FOR IMMEDIATE RELEASE
ATLANTA (April 4, 2012) – While most other states exempt working-poor families from the income tax, Georgia is one of a small number of states that continue to levy an income tax on working families living in poverty. By reducing state income taxes for working-poor families, Georgia could help these families work their way toward the middle-class, according to an annual report on state income tax trends.
Georgia is one of only 10 states to tax families of three who are living below the national poverty line and one of only 15 states to tax families of four below the poverty line. The poverty line is $17,922 per year for a family of three and $23,018 per year for a family of four.
The findings were released today by the Center on Budget and Policy Priorities, a non-partisan policy research organization based in Washington, D.C.
One important measure of the impact of taxes on poor families is the income tax threshold – the income level below which a family owes no income taxes. In Georgia, the tax threshold is $12,700 for a family of three and $15,900 for a family of four both of which are significantly lower than the national poverty line. The income tax on families of four with poverty-level income has increased 55 percent, even after accounting for inflation, since 1994.
Taxing the incomes of working-poor families is contrary to years of bipartisan efforts at both the federal and state levels to help such families work their way into the middle class, the Center’s report shows.
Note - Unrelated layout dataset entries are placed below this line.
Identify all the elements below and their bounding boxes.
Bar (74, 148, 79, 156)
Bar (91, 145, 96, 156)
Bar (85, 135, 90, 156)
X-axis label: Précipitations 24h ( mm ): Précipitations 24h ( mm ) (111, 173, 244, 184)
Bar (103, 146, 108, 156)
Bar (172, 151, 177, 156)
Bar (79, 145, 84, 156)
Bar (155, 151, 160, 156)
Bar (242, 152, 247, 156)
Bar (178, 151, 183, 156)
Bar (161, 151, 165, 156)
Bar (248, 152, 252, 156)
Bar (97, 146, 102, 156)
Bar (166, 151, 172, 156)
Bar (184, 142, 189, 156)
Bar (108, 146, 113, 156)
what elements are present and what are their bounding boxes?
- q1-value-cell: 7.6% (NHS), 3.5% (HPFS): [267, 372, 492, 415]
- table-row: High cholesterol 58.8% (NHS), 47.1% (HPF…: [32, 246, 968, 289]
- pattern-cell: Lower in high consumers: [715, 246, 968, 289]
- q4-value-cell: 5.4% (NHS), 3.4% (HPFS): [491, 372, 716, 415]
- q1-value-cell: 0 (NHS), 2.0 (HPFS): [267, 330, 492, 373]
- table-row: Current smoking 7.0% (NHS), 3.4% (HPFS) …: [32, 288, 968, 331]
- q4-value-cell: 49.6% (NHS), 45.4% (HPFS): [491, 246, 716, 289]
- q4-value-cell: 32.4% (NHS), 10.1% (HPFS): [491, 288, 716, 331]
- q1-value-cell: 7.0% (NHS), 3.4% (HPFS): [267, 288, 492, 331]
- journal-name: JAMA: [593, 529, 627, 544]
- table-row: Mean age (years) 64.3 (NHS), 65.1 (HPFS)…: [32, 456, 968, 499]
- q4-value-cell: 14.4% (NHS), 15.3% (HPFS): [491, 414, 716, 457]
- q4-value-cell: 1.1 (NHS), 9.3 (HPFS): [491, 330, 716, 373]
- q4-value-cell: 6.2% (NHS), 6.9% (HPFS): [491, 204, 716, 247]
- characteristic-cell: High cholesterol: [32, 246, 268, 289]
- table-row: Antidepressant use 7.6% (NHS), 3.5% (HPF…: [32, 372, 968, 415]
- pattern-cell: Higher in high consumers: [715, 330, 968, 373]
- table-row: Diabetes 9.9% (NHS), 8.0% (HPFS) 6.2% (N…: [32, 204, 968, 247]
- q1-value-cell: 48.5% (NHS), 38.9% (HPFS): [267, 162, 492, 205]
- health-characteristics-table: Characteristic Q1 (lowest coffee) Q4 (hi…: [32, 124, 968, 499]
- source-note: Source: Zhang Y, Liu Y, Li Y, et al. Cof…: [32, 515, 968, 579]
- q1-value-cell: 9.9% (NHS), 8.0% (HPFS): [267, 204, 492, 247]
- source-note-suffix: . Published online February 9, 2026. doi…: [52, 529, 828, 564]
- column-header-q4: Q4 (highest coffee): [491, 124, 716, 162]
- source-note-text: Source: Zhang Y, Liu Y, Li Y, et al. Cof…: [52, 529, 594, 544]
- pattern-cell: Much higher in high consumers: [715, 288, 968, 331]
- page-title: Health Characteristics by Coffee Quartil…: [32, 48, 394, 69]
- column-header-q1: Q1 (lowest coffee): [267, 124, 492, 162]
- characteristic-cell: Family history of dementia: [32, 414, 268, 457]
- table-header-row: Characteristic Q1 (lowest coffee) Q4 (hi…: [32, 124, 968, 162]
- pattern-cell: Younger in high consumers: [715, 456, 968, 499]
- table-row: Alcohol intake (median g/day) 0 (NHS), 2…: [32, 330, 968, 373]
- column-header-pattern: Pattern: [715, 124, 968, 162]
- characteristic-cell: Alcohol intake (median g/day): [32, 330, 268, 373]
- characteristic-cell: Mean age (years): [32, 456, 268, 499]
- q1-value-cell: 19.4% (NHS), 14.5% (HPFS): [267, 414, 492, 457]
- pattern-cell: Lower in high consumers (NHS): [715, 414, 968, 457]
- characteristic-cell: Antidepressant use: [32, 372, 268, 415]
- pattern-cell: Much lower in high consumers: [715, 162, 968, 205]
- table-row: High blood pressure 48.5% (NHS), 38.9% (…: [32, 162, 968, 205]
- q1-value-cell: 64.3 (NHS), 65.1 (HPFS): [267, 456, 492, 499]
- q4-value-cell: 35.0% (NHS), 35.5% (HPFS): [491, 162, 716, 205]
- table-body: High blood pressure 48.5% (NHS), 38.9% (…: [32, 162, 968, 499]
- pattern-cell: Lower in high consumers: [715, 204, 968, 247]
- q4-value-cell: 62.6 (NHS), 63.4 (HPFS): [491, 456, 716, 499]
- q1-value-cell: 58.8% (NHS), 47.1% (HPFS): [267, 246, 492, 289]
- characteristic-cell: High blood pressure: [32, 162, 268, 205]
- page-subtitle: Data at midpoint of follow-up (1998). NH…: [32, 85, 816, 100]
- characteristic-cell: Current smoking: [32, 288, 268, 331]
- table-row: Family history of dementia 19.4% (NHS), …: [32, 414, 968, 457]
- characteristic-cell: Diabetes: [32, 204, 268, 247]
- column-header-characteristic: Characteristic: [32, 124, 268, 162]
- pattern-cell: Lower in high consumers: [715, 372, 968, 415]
Many states have used state Earned Income Tax Credits (EITCs) to reduce or eliminate the income tax obligations of the working-poor. State EITCs, modeled after the highly successful federal version, reward work by allowing struggling families to keep more of what they earn.
For two decades, an increasing number of states adopted EITCs and other tax credits and deductions to shield the working poor from state income taxes, but progress has stalled in recent years.
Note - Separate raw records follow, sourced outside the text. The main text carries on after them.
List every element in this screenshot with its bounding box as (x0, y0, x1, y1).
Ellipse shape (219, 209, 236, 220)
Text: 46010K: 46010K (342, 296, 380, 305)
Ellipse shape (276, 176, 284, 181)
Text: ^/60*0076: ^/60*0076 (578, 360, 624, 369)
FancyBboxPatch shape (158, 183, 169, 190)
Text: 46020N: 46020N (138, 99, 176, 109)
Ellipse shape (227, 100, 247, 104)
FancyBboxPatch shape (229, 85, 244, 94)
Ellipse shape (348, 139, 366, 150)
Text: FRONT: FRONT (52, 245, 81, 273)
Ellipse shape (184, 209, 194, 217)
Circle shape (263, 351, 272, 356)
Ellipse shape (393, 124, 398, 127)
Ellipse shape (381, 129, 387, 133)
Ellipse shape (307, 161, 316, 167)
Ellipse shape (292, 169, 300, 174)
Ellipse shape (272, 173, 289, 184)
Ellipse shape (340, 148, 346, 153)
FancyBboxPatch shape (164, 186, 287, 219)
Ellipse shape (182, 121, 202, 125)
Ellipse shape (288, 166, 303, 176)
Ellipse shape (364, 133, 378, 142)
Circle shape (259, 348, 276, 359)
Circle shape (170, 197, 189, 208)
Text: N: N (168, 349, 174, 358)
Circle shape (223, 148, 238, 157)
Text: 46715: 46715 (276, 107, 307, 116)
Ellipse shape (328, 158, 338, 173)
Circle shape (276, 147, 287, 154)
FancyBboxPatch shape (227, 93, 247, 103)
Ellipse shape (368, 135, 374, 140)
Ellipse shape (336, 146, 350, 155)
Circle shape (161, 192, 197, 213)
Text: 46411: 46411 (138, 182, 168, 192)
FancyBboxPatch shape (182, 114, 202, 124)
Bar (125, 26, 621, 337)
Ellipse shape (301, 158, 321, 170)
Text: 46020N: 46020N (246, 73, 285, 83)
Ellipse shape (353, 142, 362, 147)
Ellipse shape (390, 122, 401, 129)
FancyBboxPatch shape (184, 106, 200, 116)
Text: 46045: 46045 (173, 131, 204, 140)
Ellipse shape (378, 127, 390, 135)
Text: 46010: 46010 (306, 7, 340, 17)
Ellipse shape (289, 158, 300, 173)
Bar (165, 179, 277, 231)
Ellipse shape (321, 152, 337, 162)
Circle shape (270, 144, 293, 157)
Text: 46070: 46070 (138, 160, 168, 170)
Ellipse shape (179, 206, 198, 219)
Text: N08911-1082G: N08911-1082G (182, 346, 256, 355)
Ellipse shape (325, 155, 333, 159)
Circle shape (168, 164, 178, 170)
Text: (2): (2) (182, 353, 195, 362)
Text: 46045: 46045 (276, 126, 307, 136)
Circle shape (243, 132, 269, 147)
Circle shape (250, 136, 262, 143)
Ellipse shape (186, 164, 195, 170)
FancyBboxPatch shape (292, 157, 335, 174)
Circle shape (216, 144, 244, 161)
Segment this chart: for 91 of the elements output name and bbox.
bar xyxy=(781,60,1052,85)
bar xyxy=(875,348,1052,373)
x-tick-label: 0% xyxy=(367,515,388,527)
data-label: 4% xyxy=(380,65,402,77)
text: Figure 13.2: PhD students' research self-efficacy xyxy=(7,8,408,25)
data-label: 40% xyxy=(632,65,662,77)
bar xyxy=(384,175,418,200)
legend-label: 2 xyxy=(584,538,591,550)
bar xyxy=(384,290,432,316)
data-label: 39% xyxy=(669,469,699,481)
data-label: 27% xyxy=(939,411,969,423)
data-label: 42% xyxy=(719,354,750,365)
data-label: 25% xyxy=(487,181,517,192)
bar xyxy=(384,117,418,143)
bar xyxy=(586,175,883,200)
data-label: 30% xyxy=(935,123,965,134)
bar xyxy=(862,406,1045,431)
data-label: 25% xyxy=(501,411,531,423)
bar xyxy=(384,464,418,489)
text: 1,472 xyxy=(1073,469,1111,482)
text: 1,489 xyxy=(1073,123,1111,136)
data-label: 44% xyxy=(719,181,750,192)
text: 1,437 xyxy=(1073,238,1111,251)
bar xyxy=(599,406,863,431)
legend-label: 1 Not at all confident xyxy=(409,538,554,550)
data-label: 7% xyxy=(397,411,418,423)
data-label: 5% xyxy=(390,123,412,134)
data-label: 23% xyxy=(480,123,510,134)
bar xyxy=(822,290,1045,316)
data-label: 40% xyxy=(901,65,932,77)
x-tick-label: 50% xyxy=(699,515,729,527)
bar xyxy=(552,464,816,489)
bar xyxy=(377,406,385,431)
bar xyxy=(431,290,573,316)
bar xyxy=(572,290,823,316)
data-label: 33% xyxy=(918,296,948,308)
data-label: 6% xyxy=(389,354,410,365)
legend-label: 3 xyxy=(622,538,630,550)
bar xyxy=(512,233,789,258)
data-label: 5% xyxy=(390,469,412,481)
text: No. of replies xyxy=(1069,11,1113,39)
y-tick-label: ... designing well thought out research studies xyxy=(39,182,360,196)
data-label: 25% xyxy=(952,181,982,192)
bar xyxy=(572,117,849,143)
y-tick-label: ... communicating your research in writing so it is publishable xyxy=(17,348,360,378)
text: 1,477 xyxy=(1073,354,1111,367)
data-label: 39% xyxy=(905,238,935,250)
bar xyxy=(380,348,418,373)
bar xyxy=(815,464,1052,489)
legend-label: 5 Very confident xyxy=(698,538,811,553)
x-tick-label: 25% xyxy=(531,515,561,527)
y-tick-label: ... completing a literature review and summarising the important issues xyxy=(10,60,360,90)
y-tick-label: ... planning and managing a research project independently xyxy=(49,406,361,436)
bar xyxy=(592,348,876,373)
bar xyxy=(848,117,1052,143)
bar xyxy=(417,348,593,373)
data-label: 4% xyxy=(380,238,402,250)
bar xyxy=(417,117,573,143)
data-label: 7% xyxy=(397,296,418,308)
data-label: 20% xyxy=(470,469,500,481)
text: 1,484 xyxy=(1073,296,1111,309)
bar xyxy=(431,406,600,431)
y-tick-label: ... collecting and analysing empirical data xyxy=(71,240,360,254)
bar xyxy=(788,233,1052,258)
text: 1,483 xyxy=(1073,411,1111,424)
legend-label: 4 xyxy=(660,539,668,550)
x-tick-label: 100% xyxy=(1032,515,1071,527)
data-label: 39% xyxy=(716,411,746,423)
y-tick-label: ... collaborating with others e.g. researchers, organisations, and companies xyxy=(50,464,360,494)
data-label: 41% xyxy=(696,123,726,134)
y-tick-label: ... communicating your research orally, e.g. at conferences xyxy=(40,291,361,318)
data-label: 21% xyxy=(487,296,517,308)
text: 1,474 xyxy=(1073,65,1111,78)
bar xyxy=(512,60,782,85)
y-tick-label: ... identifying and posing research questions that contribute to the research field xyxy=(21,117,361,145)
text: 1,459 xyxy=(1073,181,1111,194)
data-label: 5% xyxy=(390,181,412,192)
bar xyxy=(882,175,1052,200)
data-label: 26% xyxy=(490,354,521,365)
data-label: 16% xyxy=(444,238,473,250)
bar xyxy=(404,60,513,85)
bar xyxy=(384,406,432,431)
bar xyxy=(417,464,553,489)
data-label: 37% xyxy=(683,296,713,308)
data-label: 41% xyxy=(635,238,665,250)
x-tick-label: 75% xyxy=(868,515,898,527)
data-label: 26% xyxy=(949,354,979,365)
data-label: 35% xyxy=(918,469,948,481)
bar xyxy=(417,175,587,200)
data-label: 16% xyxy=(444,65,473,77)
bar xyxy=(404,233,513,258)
“By enacting a state Earned Income Tax Credit, lawmakers would not only help low-income families afford basic necessities, but also boost our state’s economy,” said Alan Essig, executive director of the Georgia Budget and Policy Institute.
Georgia is one of the states that lags behind, according to the report.
Georgia has never enacted an EITC, a policy tool that President Reagan called “the best anti-poverty, the best pro-family, the best job creation measure to come out of Congress.” The state has a less-effective Low Income Tax Credit, but lawmakers sharply decreased its value in 2011. That same year, legislators enacted a several tax breaks for large, profitable businesses, including a $20 million subsidy for Delta. A more robust low-income tax credit would allow poor families to keep more of their hard-earned wages, putting money back in Georgia’s economy.
“Exempting working-poor families from state income taxes is good for Georgia economic future,” said Phil Oliff, co-author of the report and policy analyst at the Center on Budget and Policy Priorities. “Raising the income of poor families boosts children’s chances of academic success and their earning potential in adulthood.”